Thursday, April 16, 2009

Bersin to focus on violence in 2nd tour as border czar

San Diego Union Tribune
April 16, 2009
by Sandra Dibble

When Alan Bersin first served as border czar, illegal immigration was the focus. Now, as he steps into a position similar to the one he held in the mid-1990s, Mexican drug cartel violence has taken center stage.

“It's a shifting set of priorities,” Bersin said in a telephone interview yesterday from El Paso, Texas, after he was named assistant homeland security secretary for international affairs. “The job of coordination is very much the same, but the circumstances are completely different.”

Bersin, a former U.S. attorney and San Diego schools superintendent, will serve under Homeland Security Secretary Janet Napolitano as the department's special representative for border affairs, a job he said will involve “being her eyes and ears” and ensuring coordination among U.S. law enforcement agencies on the border.

Based in Washington, D.C., Bersin, 62, will be involved in the full range of border enforcement issues, from the northbound flow of drugs and illegal immigrants from Mexico, to the southbound flow of guns and cash from the United States.

He takes the position following a rise in drug-related violence in Mexico, the result of President Felipe Calderón's massive push against drug cartels. “Because of the violence in Mexico, there has been a focus on assuring security and avoiding spillover from that violence,” Bersin said.

The border has been transformed in other ways, Bersin said, “in terms of the resources and the sophistication of infrastructure that exists. . . . There are challenges to be sure, but they are challenges of a very different cast than was the case in the 1990s.”

Speaking on the eve of President Barack Obama's first official visit to Mexico, Bersin said part of his job will be improving relations at a “historic moment in the bilateral relationship,” with “the chance of leaping ahead in a very important way, in a very respectful way, and a mutually supportive way.”

A Brooklyn, N.Y.-native who has lived in California for 19 years, Bersin said he is fond of riding his horse in the Tijuana River Valley, close to the border fence.
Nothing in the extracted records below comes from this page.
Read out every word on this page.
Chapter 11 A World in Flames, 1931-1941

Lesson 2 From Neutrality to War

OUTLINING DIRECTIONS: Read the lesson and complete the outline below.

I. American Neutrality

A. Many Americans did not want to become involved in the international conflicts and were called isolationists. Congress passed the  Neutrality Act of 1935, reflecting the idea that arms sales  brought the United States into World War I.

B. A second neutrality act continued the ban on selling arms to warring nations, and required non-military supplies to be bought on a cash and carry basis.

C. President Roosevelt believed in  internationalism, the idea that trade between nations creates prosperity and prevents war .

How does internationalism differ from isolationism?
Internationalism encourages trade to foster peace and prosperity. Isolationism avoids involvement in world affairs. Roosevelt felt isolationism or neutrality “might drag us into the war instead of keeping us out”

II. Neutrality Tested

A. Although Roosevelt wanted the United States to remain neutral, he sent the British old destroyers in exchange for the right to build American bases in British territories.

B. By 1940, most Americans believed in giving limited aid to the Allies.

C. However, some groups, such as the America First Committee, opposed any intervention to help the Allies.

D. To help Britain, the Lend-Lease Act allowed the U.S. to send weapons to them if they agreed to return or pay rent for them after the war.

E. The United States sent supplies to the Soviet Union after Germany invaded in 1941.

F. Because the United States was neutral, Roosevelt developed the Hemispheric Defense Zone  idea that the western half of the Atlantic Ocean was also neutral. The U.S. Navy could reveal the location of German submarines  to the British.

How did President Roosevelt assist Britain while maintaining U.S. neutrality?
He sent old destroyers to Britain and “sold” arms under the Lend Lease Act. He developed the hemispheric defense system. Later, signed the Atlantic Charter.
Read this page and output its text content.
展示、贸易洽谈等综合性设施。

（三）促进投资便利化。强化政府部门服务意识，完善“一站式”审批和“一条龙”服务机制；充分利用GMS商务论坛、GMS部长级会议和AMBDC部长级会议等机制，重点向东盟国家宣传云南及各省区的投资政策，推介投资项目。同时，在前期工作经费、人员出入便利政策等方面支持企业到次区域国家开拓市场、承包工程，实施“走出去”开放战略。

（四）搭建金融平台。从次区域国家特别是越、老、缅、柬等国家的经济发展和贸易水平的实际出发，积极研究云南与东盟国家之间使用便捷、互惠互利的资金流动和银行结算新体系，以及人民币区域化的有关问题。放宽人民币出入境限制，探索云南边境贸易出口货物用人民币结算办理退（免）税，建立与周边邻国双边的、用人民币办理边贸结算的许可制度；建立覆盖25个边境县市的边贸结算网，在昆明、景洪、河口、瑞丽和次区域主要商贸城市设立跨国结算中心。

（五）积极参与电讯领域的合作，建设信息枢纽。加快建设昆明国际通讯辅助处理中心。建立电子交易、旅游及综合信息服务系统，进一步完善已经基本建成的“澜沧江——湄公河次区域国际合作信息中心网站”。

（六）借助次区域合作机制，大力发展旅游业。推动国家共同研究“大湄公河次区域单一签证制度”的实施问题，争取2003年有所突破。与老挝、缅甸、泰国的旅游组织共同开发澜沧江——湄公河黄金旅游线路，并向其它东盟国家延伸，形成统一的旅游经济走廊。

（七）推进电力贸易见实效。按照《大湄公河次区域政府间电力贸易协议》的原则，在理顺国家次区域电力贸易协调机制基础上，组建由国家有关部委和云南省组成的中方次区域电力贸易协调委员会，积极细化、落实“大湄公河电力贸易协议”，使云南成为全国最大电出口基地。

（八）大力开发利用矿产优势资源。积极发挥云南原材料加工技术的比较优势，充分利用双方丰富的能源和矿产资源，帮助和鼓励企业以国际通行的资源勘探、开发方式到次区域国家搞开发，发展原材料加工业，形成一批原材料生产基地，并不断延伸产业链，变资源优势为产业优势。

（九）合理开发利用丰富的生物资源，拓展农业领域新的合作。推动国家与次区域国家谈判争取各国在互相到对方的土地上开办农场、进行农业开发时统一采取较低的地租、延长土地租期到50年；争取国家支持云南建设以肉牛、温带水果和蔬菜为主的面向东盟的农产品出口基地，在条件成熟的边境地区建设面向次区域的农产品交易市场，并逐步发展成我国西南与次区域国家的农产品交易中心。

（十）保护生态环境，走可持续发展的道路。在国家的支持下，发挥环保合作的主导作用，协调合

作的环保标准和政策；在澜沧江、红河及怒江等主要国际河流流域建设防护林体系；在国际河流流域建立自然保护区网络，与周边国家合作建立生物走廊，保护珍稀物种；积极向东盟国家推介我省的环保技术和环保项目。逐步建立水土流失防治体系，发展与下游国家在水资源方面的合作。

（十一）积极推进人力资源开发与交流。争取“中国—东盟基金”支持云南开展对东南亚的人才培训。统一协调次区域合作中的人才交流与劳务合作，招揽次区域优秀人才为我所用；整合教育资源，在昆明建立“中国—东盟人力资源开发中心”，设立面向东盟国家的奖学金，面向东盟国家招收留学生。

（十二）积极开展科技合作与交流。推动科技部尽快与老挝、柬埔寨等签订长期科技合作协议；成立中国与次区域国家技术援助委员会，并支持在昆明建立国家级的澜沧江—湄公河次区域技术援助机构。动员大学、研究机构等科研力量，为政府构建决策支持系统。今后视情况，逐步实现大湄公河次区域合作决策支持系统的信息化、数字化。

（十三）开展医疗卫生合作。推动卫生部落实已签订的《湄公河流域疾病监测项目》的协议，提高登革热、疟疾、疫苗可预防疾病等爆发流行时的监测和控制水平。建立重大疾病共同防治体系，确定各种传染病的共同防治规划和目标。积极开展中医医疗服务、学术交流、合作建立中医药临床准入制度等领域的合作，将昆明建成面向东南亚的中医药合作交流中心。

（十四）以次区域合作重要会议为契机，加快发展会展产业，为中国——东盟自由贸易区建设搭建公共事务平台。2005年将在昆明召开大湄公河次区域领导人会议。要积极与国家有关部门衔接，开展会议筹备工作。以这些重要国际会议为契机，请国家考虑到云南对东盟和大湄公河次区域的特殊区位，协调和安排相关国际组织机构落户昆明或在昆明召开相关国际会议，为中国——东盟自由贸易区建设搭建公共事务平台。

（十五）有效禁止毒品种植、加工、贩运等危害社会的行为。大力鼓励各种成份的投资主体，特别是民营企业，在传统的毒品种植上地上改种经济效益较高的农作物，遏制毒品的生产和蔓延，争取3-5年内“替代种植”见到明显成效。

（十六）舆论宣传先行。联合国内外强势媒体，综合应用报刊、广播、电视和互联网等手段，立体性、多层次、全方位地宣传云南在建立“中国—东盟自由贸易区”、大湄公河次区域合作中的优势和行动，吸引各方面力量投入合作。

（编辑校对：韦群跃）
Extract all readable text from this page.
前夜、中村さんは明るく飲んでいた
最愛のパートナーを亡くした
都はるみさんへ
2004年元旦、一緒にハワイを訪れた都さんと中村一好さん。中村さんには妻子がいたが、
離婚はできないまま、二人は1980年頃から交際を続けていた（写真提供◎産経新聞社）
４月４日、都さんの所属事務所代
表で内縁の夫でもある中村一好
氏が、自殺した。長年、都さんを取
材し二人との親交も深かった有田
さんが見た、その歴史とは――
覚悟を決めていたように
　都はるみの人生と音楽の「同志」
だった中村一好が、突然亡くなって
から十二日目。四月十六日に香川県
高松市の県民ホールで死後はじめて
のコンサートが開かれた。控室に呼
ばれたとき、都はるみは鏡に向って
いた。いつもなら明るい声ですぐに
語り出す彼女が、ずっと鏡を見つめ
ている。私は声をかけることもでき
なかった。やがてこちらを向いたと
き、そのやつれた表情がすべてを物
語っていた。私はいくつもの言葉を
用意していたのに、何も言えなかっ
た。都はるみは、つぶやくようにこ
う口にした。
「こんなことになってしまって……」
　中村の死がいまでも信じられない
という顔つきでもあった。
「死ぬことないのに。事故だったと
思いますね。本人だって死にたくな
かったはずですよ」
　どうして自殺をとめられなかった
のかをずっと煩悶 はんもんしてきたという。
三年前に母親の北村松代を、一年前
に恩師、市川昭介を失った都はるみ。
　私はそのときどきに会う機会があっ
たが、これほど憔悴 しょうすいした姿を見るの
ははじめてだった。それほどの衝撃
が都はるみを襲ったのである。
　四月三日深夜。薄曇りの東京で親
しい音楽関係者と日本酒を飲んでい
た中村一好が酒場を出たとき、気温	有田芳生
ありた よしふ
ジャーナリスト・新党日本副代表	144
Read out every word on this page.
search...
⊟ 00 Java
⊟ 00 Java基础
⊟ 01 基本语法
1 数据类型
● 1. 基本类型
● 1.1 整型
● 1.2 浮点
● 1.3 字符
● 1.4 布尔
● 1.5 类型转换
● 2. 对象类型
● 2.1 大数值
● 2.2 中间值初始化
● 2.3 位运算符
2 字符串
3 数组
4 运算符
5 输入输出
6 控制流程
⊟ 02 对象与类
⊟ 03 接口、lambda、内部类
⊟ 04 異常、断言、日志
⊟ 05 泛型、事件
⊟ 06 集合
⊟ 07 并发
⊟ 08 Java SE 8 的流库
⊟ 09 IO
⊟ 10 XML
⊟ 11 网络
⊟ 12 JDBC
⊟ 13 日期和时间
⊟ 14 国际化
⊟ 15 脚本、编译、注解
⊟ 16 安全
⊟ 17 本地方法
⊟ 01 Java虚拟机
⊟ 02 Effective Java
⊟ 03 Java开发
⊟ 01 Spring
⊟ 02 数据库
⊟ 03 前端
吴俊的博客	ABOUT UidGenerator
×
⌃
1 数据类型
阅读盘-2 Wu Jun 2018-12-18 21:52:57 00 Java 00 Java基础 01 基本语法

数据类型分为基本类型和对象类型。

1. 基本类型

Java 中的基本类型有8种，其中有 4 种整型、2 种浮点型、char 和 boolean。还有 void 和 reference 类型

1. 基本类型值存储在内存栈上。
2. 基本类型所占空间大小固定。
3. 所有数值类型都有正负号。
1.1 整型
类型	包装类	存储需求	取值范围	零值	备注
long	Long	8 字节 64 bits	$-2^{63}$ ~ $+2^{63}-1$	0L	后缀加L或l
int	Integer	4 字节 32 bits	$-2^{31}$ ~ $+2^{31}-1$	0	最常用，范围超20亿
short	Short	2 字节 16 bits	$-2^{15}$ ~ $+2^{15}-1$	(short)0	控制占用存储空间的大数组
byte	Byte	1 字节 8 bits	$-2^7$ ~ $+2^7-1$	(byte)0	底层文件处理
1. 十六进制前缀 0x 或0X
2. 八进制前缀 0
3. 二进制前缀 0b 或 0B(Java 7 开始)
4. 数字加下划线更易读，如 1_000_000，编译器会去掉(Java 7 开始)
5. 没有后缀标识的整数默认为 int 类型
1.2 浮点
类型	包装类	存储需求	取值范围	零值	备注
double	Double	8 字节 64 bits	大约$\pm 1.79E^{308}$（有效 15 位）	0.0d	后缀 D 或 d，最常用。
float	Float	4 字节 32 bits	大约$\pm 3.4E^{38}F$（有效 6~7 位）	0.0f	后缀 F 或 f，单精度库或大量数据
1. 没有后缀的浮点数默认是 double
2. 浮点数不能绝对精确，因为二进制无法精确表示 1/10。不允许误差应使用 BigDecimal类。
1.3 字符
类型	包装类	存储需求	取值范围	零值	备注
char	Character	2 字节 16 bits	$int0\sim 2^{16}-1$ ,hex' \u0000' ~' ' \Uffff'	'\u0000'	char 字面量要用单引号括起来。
The border, he said, is “the place where a third country exists, and that's the one that Secretary Napolitano is interested in developing, those interests that are mutual to Mexico and the United States.”

While serving as U.S. attorney in San Diego, Bersin also was the Department of Justice's special representative for the southwest border from 1995 to 1998 during the Clinton administration.

In that position, known as border czar, Bersin was a key player in the U.S. government crackdown on illegal immigration in the San Diego area called Operation Gatekeeper. The initiative pushed illegal immigrants into unpopulated areas where thousands have died of thirst and exposure.

“Operation Gatekeeper was the beginning of an effort to restore the rule of law to the border and introduce some coherence to the border,” Bersin said. It was instituted, he said, “in a completely different context than the one that faces DHS today.”

The deaths “were largely a function of the migrants being taken there by smugglers,” Bersin said.

Extension of the U.S. border fence, long a sensitive topic in bilateral relations, “is no longer the central debate because most of it is built,” Bersin said, adding that the federal government has completed 618 of the 667 miles of fence it set out to build. “The notion of building 2,000 miles of fence I don't think is on the table. . . . We wouldn't put a whole lot more fence across the border because there are better ways to control it.”

Bersin, whose wife, Lisa Foster, is a San Diego Superior Court judge, left border issues behind from 1998 to 2005 when he was superintendent of San Diego public schools. He then served as California's secretary of education under Gov. Arnold Schwarzenegger. Most recently he was chairman of the San Diego County Regional Airport Authority, a job that paid $172,000 until 2007, when the state eliminated the salary and replaced it with a small monthly stipend. The San Diego mayor fills the position through appointment.

In recent months, Bersin had been the U.S. co-chairman of a binational task force examining critical border issues. Andrés Rozental, a former deputy foreign minister of Mexico and the group's Mexican co-chairman, applauded Bersin's nomination, saying “he brings a genuine concern and experience on the border.”

“I hope that the Mexican government will seize the opportunity to do something similar” and appoint a counterpart to Bersin, Rozental said.

Mexico has no border czar in place. Ernesto Ruffo Appel, a former Baja California governor, was appointed by former President Vicente Fox to such a position in 2001 but resigned two years later because he found little support in Mexico City.

Bersin's success in the job will largely depend on the authority he is given. Ruffo urged Bersin to work closely with border governors “because they are the ones who best understand the reality. The fundamental vision must come from the region.”